核拡散防止条約(NPT)再検討会議に合わせて、長崎原爆を受けた浦上天主堂の「被爆マリア像」を携えて渡米中のカトリック長崎大司教区大司教の高見三明氏は2日、ニューヨークの聖パトリック大聖堂で開かれた日米合同ミサに参加、長崎の被爆者や日米の信徒ら数百人を前に「核兵器のない世界」をアピールした。また、NPT再検討会議が開幕した3日には国連本部を訪れ、国連事務総長の潘基文氏と会談。被爆マリア像を見せながら「世界のリーダーには、核廃絶に向けて勇気ある一歩を踏み出して欲しい」と訴えた。
ミサで高見氏は「被爆マリア像を平和の象徴にしたい。多くの被爆者が核兵器をなくすための行動に参加している」などと語った。この日、被爆マリア像は祭壇に置かれ、参列者は像の前で祈りを捧げた。
ミサにはNPT再検討会議で議長を務める国連大使のカバクトゥラン氏も参列。ミサの後、会談した高見氏によると、カバクトゥラン氏は「世界の人々に核の恐ろしさを意識してもらうため、こうした行動は重要」と話したという。

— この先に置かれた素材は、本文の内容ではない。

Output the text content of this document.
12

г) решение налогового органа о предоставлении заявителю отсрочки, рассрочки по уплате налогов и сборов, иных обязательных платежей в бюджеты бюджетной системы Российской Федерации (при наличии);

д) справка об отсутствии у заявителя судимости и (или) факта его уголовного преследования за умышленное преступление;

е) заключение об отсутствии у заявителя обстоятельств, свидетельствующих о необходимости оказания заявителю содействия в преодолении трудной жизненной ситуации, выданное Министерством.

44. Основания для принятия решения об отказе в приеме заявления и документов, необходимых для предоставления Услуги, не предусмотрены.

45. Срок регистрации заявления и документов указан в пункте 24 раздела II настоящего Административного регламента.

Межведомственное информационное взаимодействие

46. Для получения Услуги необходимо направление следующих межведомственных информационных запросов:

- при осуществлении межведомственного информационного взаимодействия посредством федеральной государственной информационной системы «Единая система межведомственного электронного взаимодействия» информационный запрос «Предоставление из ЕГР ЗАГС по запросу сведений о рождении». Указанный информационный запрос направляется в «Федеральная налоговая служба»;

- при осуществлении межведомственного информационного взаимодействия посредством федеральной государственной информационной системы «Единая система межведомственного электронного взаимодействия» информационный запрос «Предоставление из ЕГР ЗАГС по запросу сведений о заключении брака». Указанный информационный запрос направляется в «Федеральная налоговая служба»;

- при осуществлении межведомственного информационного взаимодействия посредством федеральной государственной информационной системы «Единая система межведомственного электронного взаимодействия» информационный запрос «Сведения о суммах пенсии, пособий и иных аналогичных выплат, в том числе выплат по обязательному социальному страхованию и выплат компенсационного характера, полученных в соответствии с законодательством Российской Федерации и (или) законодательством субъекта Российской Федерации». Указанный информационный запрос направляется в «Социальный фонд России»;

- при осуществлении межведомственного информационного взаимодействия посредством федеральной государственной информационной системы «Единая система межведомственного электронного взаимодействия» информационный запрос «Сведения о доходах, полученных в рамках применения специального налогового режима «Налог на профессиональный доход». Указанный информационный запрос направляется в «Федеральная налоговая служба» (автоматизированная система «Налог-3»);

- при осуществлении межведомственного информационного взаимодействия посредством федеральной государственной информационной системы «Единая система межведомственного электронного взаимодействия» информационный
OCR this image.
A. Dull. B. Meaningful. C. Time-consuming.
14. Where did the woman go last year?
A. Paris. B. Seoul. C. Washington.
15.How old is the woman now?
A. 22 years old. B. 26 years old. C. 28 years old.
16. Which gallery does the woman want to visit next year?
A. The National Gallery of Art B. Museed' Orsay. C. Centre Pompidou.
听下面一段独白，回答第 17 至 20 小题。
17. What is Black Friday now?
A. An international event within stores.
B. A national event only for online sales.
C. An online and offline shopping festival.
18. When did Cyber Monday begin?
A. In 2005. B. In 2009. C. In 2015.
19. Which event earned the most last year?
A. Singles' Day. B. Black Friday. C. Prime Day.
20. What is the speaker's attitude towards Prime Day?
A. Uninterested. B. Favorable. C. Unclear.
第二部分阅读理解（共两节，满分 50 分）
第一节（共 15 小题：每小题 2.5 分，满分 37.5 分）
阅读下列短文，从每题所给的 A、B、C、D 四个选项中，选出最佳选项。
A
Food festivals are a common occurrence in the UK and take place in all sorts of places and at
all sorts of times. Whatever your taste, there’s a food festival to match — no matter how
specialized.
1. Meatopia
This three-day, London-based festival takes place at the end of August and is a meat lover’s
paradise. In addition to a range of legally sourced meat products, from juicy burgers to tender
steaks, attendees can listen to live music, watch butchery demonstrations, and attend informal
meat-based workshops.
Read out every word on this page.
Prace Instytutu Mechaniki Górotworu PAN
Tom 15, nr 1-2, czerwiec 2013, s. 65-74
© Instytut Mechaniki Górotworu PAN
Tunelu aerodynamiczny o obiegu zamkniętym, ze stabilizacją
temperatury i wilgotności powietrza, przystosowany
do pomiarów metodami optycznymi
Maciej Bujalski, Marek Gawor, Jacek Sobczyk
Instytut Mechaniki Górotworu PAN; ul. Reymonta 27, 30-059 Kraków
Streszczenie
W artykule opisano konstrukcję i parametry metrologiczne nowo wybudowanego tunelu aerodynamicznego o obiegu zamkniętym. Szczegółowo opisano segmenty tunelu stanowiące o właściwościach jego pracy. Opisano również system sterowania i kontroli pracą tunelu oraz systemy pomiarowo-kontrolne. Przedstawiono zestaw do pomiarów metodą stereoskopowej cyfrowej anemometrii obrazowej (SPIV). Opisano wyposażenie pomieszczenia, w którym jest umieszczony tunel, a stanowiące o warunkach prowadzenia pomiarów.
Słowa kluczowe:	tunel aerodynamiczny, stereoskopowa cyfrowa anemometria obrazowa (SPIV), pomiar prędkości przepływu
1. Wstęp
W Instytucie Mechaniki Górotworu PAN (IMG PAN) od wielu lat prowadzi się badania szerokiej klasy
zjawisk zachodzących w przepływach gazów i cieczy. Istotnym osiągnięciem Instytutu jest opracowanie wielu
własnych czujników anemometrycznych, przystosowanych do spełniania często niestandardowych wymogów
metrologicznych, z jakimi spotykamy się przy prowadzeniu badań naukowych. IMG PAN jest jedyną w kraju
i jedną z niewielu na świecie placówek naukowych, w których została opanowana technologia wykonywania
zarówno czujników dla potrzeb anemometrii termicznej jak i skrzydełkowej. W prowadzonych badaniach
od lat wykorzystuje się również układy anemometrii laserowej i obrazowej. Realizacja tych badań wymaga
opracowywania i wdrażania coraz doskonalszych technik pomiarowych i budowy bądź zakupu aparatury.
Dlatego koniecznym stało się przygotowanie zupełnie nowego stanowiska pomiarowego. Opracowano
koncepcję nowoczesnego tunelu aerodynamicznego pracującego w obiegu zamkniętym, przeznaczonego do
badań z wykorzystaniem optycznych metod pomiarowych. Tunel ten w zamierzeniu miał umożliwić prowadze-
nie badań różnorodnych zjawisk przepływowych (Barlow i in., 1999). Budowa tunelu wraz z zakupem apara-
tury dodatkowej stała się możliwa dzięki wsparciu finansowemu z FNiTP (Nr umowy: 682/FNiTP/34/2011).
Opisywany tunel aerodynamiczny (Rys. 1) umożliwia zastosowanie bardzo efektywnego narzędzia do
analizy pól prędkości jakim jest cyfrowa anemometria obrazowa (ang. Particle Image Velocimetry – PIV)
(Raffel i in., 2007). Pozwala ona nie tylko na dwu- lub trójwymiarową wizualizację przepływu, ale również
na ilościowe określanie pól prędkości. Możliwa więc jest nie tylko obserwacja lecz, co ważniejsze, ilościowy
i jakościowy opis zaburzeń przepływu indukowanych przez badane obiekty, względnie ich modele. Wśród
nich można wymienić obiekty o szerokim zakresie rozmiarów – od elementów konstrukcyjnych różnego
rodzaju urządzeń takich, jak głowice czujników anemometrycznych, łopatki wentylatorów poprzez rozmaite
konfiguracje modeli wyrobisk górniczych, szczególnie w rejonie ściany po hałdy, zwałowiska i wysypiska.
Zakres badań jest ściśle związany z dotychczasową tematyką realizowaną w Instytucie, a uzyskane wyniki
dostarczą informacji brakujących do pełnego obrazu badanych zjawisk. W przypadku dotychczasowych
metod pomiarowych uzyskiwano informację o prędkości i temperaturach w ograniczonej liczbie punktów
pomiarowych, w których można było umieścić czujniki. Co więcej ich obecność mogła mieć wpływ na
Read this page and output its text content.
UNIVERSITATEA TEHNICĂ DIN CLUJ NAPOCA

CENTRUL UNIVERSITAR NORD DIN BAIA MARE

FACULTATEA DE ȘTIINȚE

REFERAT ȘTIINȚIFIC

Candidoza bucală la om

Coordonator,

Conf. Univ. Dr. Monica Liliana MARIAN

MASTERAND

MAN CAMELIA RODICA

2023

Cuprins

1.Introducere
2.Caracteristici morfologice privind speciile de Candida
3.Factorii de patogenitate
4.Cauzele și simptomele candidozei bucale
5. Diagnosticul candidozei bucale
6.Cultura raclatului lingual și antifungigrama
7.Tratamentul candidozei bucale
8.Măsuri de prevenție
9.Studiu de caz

被爆マリア像は1929年、浦上天主堂の祭壇に飾られた木製のマリア像。原爆投下で倒壊した天主堂の瓦礫の中から、頭部だけになって見つかった。被爆の影響で目は空洞になり、顔には焦げ跡が残る。現在はこのマリア像を世界遺産に登録しようという運動も行われている。